Hosea 6

Come, let us return to the Lord.” Hosea’s message is a good one for every time and place. In the days of ancient Israel, those who had faced divinely ordained trials could take heart that the God who had “torn us” and “struck us down” might soon “heal us” and “revive us.” His purpose was not to destroy Israel forever, but to remake her for a more healthy future. “On the third day He will raise us up.”
This were Hosea’s words to His contemporaries, but then the Lord adds this jarring question addressed to the people who claimed to be ready to submit to Him: “What shall I do with you?” The nation did not yet have a solid heart of surrender to the Lord, but were fickle in their affections. “Your love is like a morning cloud, like the dew that goes early away.” They may have imagined that the Lord’s discipline would be lighter or more trivial than decades of difficult exile.
Yahweh was not seeking more and more sacrificial animals in a system of perpetual sin management, nor would He be content with scrupulous attention to external obedience combined with only passing concern for the meekness of true repentance and the heavenly joy of faith in a future Messiah. “I desire steadfast love and not sacrifice, the knowledge of God rather than burnt offerings.” (See also Matthew 9:13 and 12:7.)

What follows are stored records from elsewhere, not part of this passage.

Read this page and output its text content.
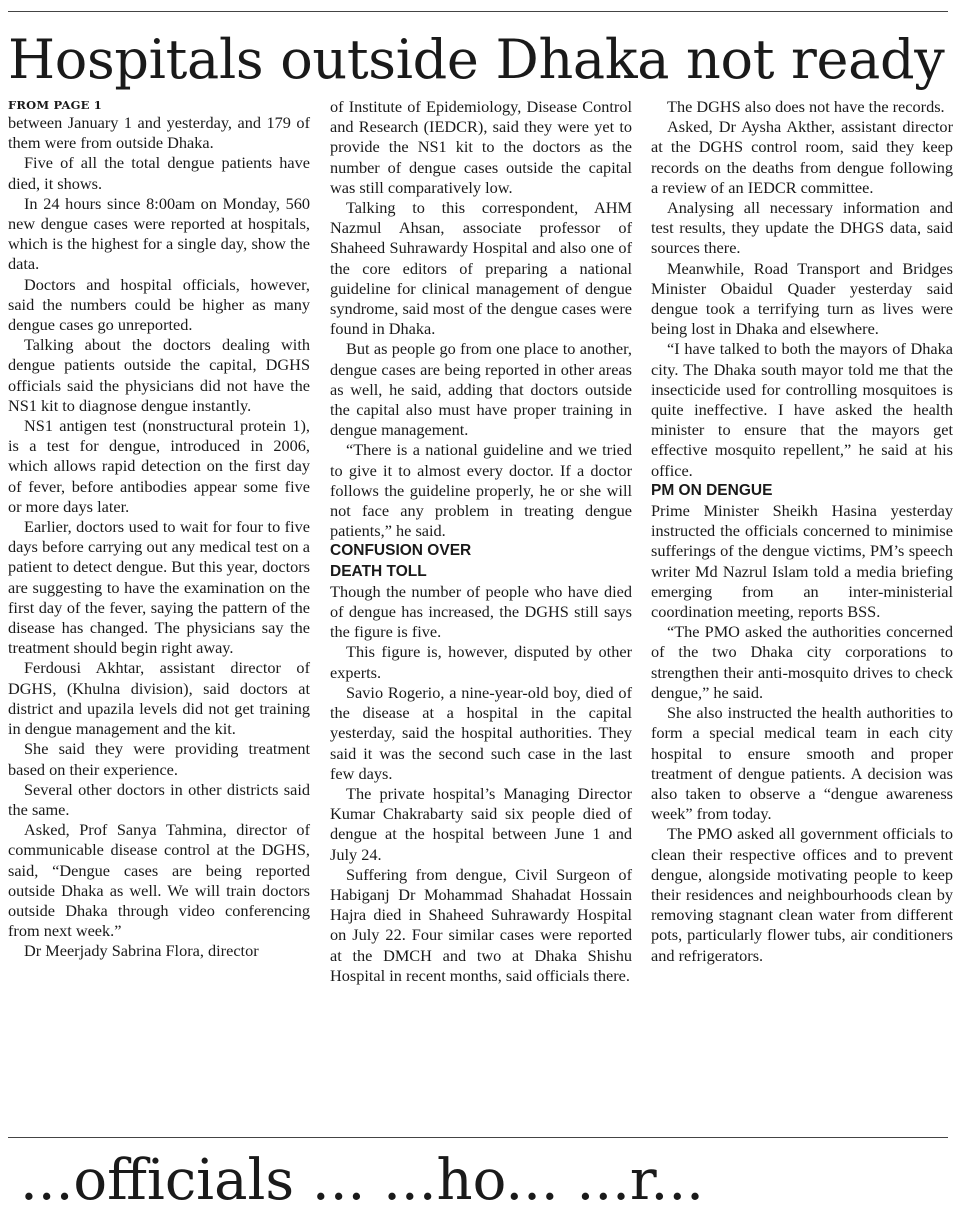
Hospitals outside Dhaka not ready
FROM PAGE 1

between January 1 and yesterday, and 179 of them were from outside Dhaka.

Five of all the total dengue patients have died, it shows.

In 24 hours since 8:00am on Monday, 560 new dengue cases were reported at hospitals, which is the highest for a single day, show the data.

Doctors and hospital officials, however, said the numbers could be higher as many dengue cases go unreported.

Talking about the doctors dealing with dengue patients outside the capital, DGHS officials said the physicians did not have the NS1 kit to diagnose dengue instantly.

NS1 antigen test (nonstructural protein 1), is a test for dengue, introduced in 2006, which allows rapid detection on the first day of fever, before antibodies appear some five or more days later.

Earlier, doctors used to wait for four to five days before carrying out any medical test on a patient to detect dengue. But this year, doctors are suggesting to have the examination on the first day of the fever, saying the pattern of the disease has changed. The physicians say the treatment should begin right away.

Ferdousi Akhtar, assistant director of DGHS, (Khulna division), said doctors at district and upazila levels did not get training in dengue management and the kit.

She said they were providing treatment based on their experience.

Several other doctors in other districts said the same.

Asked, Prof Sanya Tahmina, director of communicable disease control at the DGHS, said, “Dengue cases are being reported outside Dhaka as well. We will train doctors outside Dhaka through video conferencing from next week.”

Dr Meerjady Sabrina Flora, director

of Institute of Epidemiology, Disease Control and Research (IEDCR), said they were yet to provide the NS1 kit to the doctors as the number of dengue cases outside the capital was still comparatively low.

Talking to this correspondent, AHM Nazmul Ahsan, associate professor of Shaheed Suhrawardy Hospital and also one of the core editors of preparing a national guideline for clinical management of dengue syndrome, said most of the dengue cases were found in Dhaka.

But as people go from one place to another, dengue cases are being reported in other areas as well, he said, adding that doctors outside the capital also must have proper training in dengue management.

“There is a national guideline and we tried to give it to almost every doctor. If a doctor follows the guideline properly, he or she will not face any problem in treating dengue patients,” he said.

CONFUSION OVER
DEATH TOLL

Though the number of people who have died of dengue has increased, the DGHS still says the figure is five.

This figure is, however, disputed by other experts.

Savio Rogerio, a nine-year-old boy, died of the disease at a hospital in the capital yesterday, said the hospital authorities. They said it was the second such case in the last few days.

The private hospital’s Managing Director Kumar Chakrabarty said six people died of dengue at the hospital between June 1 and July 24.

Suffering from dengue, Civil Surgeon of Habiganj Dr Mohammad Shahadat Hossain Hajra died in Shaheed Suhrawardy Hospital on July 22. Four similar cases were reported at the DMCH and two at Dhaka Shishu Hospital in recent months, said officials there.

The DGHS also does not have the records.

Asked, Dr Aysha Akther, assistant director at the DGHS control room, said they keep records on the deaths from dengue following a review of an IEDCR committee.

Analysing all necessary information and test results, they update the DHGS data, said sources there.

Meanwhile, Road Transport and Bridges Minister Obaidul Quader yesterday said dengue took a terrifying turn as lives were being lost in Dhaka and elsewhere.

“I have talked to both the mayors of Dhaka city. The Dhaka south mayor told me that the insecticide used for controlling mosquitoes is quite ineffective. I have asked the health minister to ensure that the mayors get effective mosquito repellent,” he said at his office.

PM ON DENGUE

Prime Minister Sheikh Hasina yesterday instructed the officials concerned to minimise sufferings of the dengue victims, PM’s speech writer Md Nazrul Islam told a media briefing emerging from an inter-ministerial coordination meeting, reports BSS.

“The PMO asked the authorities concerned of the two Dhaka city corporations to strengthen their anti-mosquito drives to check dengue,” he said.

She also instructed the health authorities to form a special medical team in each city hospital to ensure smooth and proper treatment of dengue patients. A decision was also taken to observe a “dengue awareness week” from today.

The PMO asked all government officials to clean their respective offices and to prevent dengue, alongside motivating people to keep their residences and neighbourhoods clean by removing stagnant clean water from different pots, particularly flower tubs, air conditioners and refrigerators.

...officials ... ...ho... ...r...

Like Adam so long ago, Israel and Judah had forgotten the depth of what it would mean to live in true relationship with the Lord. They had “transgressed the covenant.” Their spiritual leaders were more than disappointing, they were “robbers” who would “band together” in order to “murder.” They would not embrace the Lord God if He came in person, and they would try to prevent others from finding the way to eternal life.
God’s chosen people needed a righteous substitute to stand in the gap for them. They needed a Man who would fully obey His Father and would then “restore the fortunes” of the lost through His own blood. Those who think of sin lightly in any era need to take another look at the theology of the cross of Christ which stands at the center of Christian doctrine. Any view of our moral failure that minimizes the problem of sin can never make sense of what God has done to accomplish our eternal reconciliation with Him.
Prayer from A Book of Prayers

Father, teach us the difference between mere words and true repentance. We want to return to You and know You. Meet us now with the Bread from heaven, our sure and holy Redeemer. Our devotion to You has been temporary and conditional, and so we have transgressed Your commandments. Teach us the way of steadfast love and patient endurance, turning us away from all sin. Restore the fortunes of Your people forever.